Velocity Reviews > Which operation is more expensive?(a <= b and a != 0)

# Which operation is more expensive?(a <= b and a != 0)

Ping Cheu
Guest
Posts: n/a

 02-27-2012
From a web-site that teaches optimization for c,

I saw bellow optimization rule.

int fact1_func (int n)
{
int i, fact = 1;
for (i = 1; i <= n; i++)
fact *= i;
return(fact);
}

int fact2_func(int n)
{
int i, fact = 1;
for (i = n; i != 0; i--)
fact *= i;
return(fact);
}

The author say 'fact2_func' is faster than 'fact1_func'.

That means 'i <= n' operation is more expensive than 'i != 0'.

So far, I thought all condition statements have same cost.
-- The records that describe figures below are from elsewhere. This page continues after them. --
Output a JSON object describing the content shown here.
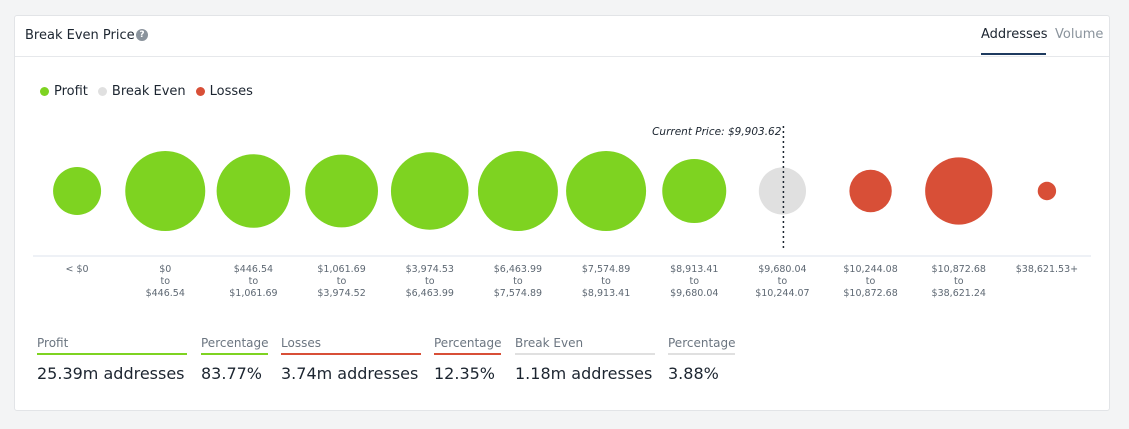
{
  "header": {
    "title": "Break Even Price",
    "help_icon": "question-circle-icon",
    "tabs": [
      {
        "label": "Addresses",
        "active": true
      },
      {
        "label": "Volume",
        "active": false
      }
    ]
  },
  "colors": {
    "profit": "#7ed321",
    "break_even": "#e0e0e0",
    "losses": "#d84f37",
    "accent": "#1e3a5f"
  },
  "legend": {
    "profit": "Profit",
    "break_even": "Break Even",
    "losses": "Losses"
  },
  "chart_data": {
    "type": "bubble",
    "current_price_label": "Current Price: $9,903.62",
    "current_price": 9903.62,
    "buckets": [
      {
        "range": [
          "< $0"
        ],
        "status": "profit",
        "size": 0.6
      },
      {
        "range": [
          "$0",
          "to",
          "$446.54"
        ],
        "status": "profit",
        "size": 1.0
      },
      {
        "range": [
          "$446.54",
          "to",
          "$1,061.69"
        ],
        "status": "profit",
        "size": 0.92
      },
      {
        "range": [
          "$1,061.69",
          "to",
          "$3,974.52"
        ],
        "status": "profit",
        "size": 0.91
      },
      {
        "range": [
          "$3,974.53",
          "to",
          "$6,463.99"
        ],
        "status": "profit",
        "size": 0.97
      },
      {
        "range": [
          "$6,463.99",
          "to",
          "$7,574.89"
        ],
        "status": "profit",
        "size": 1.0
      },
      {
        "range": [
          "$7,574.89",
          "to",
          "$8,913.41"
        ],
        "status": "profit",
        "size": 1.0
      },
      {
        "range": [
          "$8,913.41",
          "to",
          "$9,680.04"
        ],
        "status": "profit",
        "size": 0.8
      },
      {
        "range": [
          "$9,680.04",
          "to",
          "$10,244.07"
        ],
        "status": "break_even",
        "size": 0.59
      },
      {
        "range": [
          "$10,244.08",
          "to",
          "$10,872.68"
        ],
        "status": "losses",
        "size": 0.53
      },
      {
        "range": [
          "$10,872.68",
          "to",
          "$38,621.24"
        ],
        "status": "losses",
        "size": 0.84
      },
      {
        "range": [
          "$38,621.53+"
        ],
        "status": "losses",
        "size": 0.23
      }
    ]
  },
  "stats": [
    {
      "label": "Profit",
      "value": "25.39m addresses",
      "color": "#7ed321"
    },
    {
      "label": "Percentage",
      "value": "83.77%",
      "color": "#7ed321"
    },
    {
      "label": "Losses",
      "value": "3.74m addresses",
      "color": "#d84f37"
    },
    {
      "label": "Percentage",
      "value": "12.35%",
      "color": "#d84f37"
    },
    {
      "label": "Break Even",
      "value": "1.18m addresses",
      "color": "#e0e0e0"
    },
    {
      "label": "Percentage",
      "value": "3.88%",
      "color": "#e0e0e0"
    }
  ]
}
So I want to know the cost of condition states from the fast one to slow
one.

Can anyone tell me?

James Kuyper
Guest
Posts: n/a

 02-27-2012
On 02/27/2012 04:24 PM, Ping Cheu wrote:
> From a web-site that teaches optimization for c,
>
> I saw bellow optimization rule.
>
> int fact1_func (int n)
> {
> int i, fact = 1;
> for (i = 1; i <= n; i++)
> fact *= i;
> return(fact);
> }
>
> int fact2_func(int n)
> {
> int i, fact = 1;
> for (i = n; i != 0; i--)
> fact *= i;
> return(fact);
> }
>
> The author say 'fact2_func' is faster than 'fact1_func'.
>
> That means 'i <= n' operation is more expensive than 'i != 0'.
>
> So far, I thought all condition statements have same cost.
>
> So I want to know the cost of condition states from the fast one to slow
> one.
>
> Can anyone tell me?

Yes, someone can tell you. And the answers will be different on
different machines, and for different compilers on the same machine, and
for different optimization levels for the same compiler on the same
machine. The timings will be different depending upon the nature of the
surrounding code, which will affect how effective the compiler's
optimization will be. Finally, and most importantly, if there are two
different but logically equivalent ways of writing your code, the best
modern compilers will, at high optimization levels, re-write the slower
one so that it is implemented that same way as the faster one. As a
result, if you perform a test, you may find that the two loops execute
equally fast.

In a language like C, which is meant to be widely portable and which
gives you very poor control over the generated machine code, it's a
waste of time to acquire that kind of knowledge. It makes more sense to
worry about such things when you're writing assembly code, where you
have more precise control over what the generated machine code will look
like, and a corresponding responsibility to acquire precisely that kind
of information for the particular machine you're writing the assembly
code for. You don't expect such code to be portable, so you don't have
to worry about the fact that the answers will be different on different
machines.

In C, it makes more sense to worry about higher-level issues - make sure
your algorithm doesn't waste time doing the same thing twice (or worse,
the same thing N times, for N very large). Make sure it only does what
needs to be done, and doesn't waste time and source code doing things
that don't need to be done. Make sure your algorithm is correct, and
most important of all, write your code so that it is clearly a correct
implementation of the algorithm. Let the compiler worry about making it
fast.

If and only if you find your program has a actual speed problem, run a
profiler to find out where it is wasting the most time - it's almost
never the same place that you thought it was, and it's almost never
involves issues like the loop condition you're worrying about here. Keep
in mind that the changes you make to speed it up for the current
platform could make it run slower on some other platform - so you should
always be very reluctant to make such changes.

Keith Thompson
Guest
Posts: n/a

 02-27-2012
Ping Cheu <(E-Mail Removed)> writes:
> From a web-site that teaches optimization for c,
>
> I saw bellow optimization rule.
>

[snip]
>
> The author say 'fact2_func' is faster than 'fact1_func'.
>
> That means 'i <= n' operation is more expensive than 'i != 0'.
>
> So far, I thought all condition statements have same cost.
>
> So I want to know the cost of condition states from the fast one to slow
> one.
>
> Can anyone tell me?

No.

The C language standard says absolutely nothing about the relative
performance of different operations.

It may be the case that "i <= n" will be more expensive than "i !=0"
on some particular system. On another system, they might take
the same time, or "i != 0" might even be more expensive.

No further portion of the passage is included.